By The Kimono Company on 03/02/2014

Valentine's Day in Japan heart and girl giving chocolates to boy

They do things differently in Japan. On Valentine's Day it's the girls who give to the boys, and it's always chocolate. A girl can give chocolate to as many men as she likes but the quality and quantity will indicate how she really feels: giving just a little of a cheaper variety ('duty' or 'courtesy' chocolate) is a not-so-subtle message to a work colleague or male acquaintance that he doesn't feature too largely in her dreams. Bestowing expensive, beautifully wrapped chocolates that she may even have made herself ('true feelings' or 'favourite' chocolate) expresses true romantic interest in the recipient. Of course the hapless male may find it difficult to discern the real message.

Men get a chance to return the favour, though. On White Day, a month later, the boys will give more expensive gifts including lingerie - and it's perfectly acceptable for a boss to give lingerie to his female workers as it's seen as just a bit of fun.
It all started in the 1950s when the concept of Valentine's Day was imported to Japan by a chocolate company.
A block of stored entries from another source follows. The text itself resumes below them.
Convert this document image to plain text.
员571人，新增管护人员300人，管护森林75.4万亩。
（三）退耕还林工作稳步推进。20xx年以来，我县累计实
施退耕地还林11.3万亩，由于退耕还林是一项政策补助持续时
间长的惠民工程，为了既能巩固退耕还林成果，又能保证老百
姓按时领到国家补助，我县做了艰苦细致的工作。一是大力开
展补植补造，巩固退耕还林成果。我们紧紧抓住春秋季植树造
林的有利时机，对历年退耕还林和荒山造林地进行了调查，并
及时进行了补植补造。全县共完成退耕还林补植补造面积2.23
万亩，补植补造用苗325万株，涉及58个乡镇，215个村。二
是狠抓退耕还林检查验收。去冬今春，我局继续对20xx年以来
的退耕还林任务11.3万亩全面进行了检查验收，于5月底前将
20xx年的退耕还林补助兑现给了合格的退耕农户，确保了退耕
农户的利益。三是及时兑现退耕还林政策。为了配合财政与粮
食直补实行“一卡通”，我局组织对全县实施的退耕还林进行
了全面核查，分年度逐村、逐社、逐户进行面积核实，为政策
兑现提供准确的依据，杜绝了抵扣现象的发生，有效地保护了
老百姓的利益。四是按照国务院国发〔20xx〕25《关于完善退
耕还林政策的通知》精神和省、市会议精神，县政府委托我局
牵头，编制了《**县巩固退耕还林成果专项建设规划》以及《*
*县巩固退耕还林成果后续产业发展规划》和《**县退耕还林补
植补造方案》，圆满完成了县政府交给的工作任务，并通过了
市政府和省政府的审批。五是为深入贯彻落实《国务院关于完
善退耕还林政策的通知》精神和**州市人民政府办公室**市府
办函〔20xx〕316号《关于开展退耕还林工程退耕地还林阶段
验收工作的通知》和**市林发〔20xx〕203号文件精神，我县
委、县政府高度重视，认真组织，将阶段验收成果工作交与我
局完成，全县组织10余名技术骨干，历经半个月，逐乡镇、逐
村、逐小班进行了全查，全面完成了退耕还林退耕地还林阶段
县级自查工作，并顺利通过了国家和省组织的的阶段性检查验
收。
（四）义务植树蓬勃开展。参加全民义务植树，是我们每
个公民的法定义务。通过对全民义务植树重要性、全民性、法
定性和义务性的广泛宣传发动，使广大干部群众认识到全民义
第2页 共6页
Because Japanese women are the traditional buyers of sweets the company aimed its marketing at females and the role reversal stuck. Chocolate manufacturers then came up with White Day for men to buy marshmallows for women - and somehow marshmallows morphed into lingerie.
Last year, one cafe in Tokyo used the latest 3D printing technology to allow female customers to make chocolate versions of their head. After each customer had her head scanned and turned into a digital model, a high-performance 3D printer made a silicone mould of the face which was then filled with liquid chocolate. Once out of the mould, the face could be decorated with bows or hearts, or even put on a lollipop stick. But what is a man to do - keep it as a cherished memento, or eat it?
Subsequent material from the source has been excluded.